Thursday, May 20, 2010

Day 10

Today was a looong day! We spent 12 hours bracing up the soundboards. First we started off by cleaning up the glue joints, which although usually a simple task, one of the joints had failed, so we had to re-glue the top. Next, we cut the braces out of brace stock. Brace stock has to be cut very quartersawn for strength and sound. Next, each brace had to be sanded, planed, and shaped in general to fit the contours of the workboard. This was a very tedious process, and I sanded through the skin on both thumbs and had to repair them with superglue (which was the reason superglue was developed apparently). I shaped all the braces while Tom was working on the tops and other things. Then using the go-bar setup, we glued in all the braces. Then we shaped the braces with planes, chisels, and spokeshaves. By that time It was 8:00. Here are some pictures



Heres the glue pot. It is a jar of hide glue in water that is kept at around 140 degrees. It can be a pain because it comes in flakes and you have to mix it with water, then heat it up, and it will go bad after a day or so.

Here are the tops after they were glued. We braced the bottom two. The three in this picture (from top left to right) are white spruce, white pine, and red spruce. This pine is not your normal white pine. It is old growth from michigan. It has beautiful, tight growth rings, and sounds very similar to spruce to the ear. I'll be interested to see how it stacks up in the experiments tomorrow.
Here are the braces I sanded and planed to fit to the workboard. The result was holes in both my thumbs.

Here are the braces laid on the top in the pattern we designed

Here are the go-bars in action. I am cutting the angle in one of the braces to fit it on the top. As you can tell by the previous picture, you can't just throw the braces on the top. They have to be angles, and notched so they can cross and fit together.

After glueing, we shaped the braces. Using chisels, planes, etc. we tapered the ends of the braces, and shaved down the corners. This is just a rough shaping, there is quite a bit left as part of the experiment tomorrow at Al Caruth's.

We ended up with two of these. Pretty good for a day's work. The tops are really thin to make up for the amount of bracing. We decided to really go nuts with bracing, so we will shave them way down.
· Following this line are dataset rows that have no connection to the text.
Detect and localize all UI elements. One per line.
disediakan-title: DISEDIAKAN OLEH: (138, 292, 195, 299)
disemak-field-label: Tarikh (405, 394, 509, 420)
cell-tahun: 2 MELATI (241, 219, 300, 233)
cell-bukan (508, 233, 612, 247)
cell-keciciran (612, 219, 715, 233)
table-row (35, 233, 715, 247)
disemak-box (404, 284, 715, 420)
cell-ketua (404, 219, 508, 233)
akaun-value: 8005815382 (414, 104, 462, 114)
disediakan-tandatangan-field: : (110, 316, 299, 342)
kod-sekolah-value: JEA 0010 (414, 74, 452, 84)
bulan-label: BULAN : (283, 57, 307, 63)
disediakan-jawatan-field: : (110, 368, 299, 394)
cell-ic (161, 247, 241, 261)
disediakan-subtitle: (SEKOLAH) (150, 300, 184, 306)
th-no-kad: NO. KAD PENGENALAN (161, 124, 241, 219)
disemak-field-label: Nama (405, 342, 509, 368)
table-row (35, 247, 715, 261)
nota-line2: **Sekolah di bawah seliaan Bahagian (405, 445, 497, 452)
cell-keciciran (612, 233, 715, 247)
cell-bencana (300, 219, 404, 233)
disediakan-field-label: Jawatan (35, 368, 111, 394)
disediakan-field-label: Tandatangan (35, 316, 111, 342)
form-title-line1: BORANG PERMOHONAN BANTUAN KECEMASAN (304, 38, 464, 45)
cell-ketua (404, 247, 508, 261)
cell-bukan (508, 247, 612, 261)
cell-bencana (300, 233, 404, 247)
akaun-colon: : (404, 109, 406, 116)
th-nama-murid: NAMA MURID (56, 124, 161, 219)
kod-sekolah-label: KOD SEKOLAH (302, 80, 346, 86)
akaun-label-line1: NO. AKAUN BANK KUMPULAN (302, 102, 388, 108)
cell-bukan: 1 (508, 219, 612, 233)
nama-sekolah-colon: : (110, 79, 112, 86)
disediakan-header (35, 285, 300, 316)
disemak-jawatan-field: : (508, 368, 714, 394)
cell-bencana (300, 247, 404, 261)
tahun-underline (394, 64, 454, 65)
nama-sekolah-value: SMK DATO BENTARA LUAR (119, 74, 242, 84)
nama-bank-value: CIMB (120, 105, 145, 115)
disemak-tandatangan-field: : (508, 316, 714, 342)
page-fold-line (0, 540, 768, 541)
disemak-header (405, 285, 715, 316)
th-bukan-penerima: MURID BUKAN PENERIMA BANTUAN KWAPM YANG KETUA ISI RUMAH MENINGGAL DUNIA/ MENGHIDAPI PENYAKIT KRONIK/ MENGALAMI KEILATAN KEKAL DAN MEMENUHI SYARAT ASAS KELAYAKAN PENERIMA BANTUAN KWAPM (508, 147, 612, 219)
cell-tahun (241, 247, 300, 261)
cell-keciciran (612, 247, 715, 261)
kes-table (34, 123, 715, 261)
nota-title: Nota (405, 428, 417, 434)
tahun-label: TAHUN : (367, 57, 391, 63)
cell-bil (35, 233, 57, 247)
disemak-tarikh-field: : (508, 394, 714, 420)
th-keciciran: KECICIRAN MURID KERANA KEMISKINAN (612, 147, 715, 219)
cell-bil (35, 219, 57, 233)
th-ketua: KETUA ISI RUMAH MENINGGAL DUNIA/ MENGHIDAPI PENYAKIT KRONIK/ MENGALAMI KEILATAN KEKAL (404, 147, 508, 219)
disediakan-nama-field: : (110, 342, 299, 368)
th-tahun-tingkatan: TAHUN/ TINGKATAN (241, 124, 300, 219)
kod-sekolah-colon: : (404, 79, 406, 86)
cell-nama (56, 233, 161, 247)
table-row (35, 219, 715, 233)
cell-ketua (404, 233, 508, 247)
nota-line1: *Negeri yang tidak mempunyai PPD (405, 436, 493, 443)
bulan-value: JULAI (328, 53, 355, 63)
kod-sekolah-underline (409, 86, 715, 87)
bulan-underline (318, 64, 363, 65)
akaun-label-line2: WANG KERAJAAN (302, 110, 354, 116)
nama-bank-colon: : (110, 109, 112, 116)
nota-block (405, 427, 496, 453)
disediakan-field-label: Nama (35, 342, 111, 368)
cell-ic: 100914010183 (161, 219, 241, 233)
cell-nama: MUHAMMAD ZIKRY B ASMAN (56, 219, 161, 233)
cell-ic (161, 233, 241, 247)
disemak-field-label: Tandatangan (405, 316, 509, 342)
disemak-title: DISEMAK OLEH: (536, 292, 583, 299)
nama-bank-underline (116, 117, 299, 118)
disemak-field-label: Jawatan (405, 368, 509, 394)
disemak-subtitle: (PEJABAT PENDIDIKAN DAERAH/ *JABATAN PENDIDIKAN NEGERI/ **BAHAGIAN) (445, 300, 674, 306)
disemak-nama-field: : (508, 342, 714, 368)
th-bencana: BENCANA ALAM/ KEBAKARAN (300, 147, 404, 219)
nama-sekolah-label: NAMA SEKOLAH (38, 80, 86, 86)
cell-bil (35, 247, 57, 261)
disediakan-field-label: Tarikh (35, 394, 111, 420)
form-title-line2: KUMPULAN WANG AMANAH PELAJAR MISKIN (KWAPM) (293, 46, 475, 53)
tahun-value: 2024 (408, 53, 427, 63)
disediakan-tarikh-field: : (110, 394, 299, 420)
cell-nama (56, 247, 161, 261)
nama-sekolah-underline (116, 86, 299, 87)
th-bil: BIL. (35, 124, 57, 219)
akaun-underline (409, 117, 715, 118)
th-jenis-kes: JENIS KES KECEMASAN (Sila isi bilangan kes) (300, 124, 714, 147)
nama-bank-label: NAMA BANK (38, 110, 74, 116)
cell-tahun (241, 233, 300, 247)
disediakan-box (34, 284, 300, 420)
our top is really thin. The hole in the middle is where the soundhole will be.

voila!

Wednesday, May 19, 2010

Day 9

Today was a strange day. It started off assuming my baseball game would be cancelled and that we would have plenty of time. We were glueing up tops when I figured out my game wasn't going to be cancelled after all. Tom finished glueing up the tops and we will brace tomorrow. At a grand total of 3 hours today it is good i worked 11 hours yesterday so that averages out to two 7 hour days.